On the other hand, I have some thoughts on related issues:

there are three unquestionable truths in ME land:
1., Major source of oil/gas for the internqational market;
2., The Arab Street Hates the USA political class/their actions;
3., Petro dollar issue: as long as the fiat currency, the USD, presently strongly debased by endless printing, is acceptable for the purchase of Oil, the USA economy can slowly collapse.

Where major political changes occur in ME land, the odds favocing the continuation of USD as petro dollar is a diminishing prospect. Please note that the IMF [International Monetary Fund], a place where the USA has veto on measures, is lauder and lauder that the USD has to be replaced as the basis of international trade [a.k.a. RESERVE CURRNECY]. Please note that there was recurring comments that the Opec/ME land states were considering various measures regarding replacement of USD as petro dollar [mostly by reporting of Robert Fisk in the Independent UK paper].

As the USA has no possibility of achieving trade balance, without the fiat currency being acceptable for oil, the USA economy will implode [possibly unleashing World War III].

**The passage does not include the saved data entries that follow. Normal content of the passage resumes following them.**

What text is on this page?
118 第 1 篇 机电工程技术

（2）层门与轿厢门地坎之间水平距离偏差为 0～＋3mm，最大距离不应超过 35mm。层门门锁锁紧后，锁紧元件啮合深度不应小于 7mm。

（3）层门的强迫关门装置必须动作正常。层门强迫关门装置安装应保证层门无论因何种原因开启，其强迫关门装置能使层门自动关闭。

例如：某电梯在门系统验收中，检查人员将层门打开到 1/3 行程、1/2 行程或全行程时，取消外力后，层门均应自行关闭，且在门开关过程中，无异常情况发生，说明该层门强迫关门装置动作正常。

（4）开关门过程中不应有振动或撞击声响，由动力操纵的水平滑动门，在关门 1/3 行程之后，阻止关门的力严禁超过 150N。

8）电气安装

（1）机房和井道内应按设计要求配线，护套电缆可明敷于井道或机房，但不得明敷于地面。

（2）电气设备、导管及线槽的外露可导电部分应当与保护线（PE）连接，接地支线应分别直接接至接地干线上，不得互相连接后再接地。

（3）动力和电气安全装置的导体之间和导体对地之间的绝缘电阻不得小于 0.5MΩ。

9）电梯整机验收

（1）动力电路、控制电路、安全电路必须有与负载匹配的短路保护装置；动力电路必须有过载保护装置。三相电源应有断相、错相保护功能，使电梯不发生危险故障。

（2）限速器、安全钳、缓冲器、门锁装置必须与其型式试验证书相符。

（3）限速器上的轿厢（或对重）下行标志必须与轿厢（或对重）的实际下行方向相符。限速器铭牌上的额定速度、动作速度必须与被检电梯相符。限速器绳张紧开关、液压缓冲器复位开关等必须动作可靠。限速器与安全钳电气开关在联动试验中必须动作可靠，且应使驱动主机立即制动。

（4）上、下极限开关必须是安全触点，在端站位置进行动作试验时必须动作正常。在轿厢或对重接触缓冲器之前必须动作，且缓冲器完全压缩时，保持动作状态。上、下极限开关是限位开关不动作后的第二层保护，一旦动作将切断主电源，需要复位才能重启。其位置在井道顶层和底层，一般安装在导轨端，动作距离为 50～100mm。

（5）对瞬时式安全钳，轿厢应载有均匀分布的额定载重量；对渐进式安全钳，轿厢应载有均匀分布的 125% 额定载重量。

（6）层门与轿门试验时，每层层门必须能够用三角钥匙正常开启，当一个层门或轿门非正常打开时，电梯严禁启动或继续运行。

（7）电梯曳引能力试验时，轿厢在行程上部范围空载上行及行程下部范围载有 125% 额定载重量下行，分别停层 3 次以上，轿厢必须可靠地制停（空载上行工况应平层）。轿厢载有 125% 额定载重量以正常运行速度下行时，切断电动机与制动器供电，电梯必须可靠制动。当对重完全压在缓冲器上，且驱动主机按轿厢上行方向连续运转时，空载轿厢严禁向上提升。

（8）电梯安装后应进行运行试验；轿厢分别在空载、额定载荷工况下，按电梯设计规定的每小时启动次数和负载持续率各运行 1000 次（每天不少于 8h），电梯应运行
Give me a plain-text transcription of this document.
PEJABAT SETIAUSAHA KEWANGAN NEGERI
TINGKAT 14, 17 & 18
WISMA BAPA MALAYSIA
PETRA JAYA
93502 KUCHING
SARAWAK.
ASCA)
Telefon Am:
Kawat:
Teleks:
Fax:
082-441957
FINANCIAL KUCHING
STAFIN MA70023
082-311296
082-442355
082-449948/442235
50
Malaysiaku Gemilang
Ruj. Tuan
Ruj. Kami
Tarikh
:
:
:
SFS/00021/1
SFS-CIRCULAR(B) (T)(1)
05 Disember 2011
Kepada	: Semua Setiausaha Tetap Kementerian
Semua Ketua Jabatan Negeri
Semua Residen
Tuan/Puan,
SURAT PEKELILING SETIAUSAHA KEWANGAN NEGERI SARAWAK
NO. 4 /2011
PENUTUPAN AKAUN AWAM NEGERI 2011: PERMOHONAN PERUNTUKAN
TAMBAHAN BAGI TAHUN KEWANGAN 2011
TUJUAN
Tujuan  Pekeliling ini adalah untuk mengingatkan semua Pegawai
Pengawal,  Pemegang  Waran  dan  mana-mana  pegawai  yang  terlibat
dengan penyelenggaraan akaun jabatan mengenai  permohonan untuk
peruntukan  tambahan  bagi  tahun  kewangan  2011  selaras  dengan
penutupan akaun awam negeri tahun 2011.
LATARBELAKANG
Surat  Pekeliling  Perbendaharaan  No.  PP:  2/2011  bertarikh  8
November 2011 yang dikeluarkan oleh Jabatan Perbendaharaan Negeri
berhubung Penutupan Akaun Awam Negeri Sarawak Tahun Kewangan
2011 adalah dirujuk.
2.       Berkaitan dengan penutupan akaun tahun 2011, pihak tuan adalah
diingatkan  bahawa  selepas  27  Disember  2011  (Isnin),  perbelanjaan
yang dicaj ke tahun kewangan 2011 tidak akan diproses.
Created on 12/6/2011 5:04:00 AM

So the significance of the Tunisian and Egyption uproisings, revolutions, political changes [take your pick] if spread over ME land [noting that Egypt is the largest and very influential Sunni Moslem Nation] could cause an upheaval in OIL PRICING with most immediate and lasting NEGATIVE EFFECT ON THE USA's economy.

As an indication: Iran sells oil to Japan in Yens, to India in Euros, and China is possibly a type of barter, Chinese investment in Iran for oil supplies [similar to Chinese Venezuelan modus operandi] Please also note that Russia and China propose to trade in their own currencies, and the oil is/will not be priced in USD.

The USA has to import oil approx 13 million barrels a day, when the supplies from Mexico, Venezuela and Canada are all decreasing due to inability to increase production, on one hand, and growing internal demand on the other hand.

So upheavel in Egypt, if spread, will have immediate NEGATIVE effect on you in KANSAS CITY, Missouri.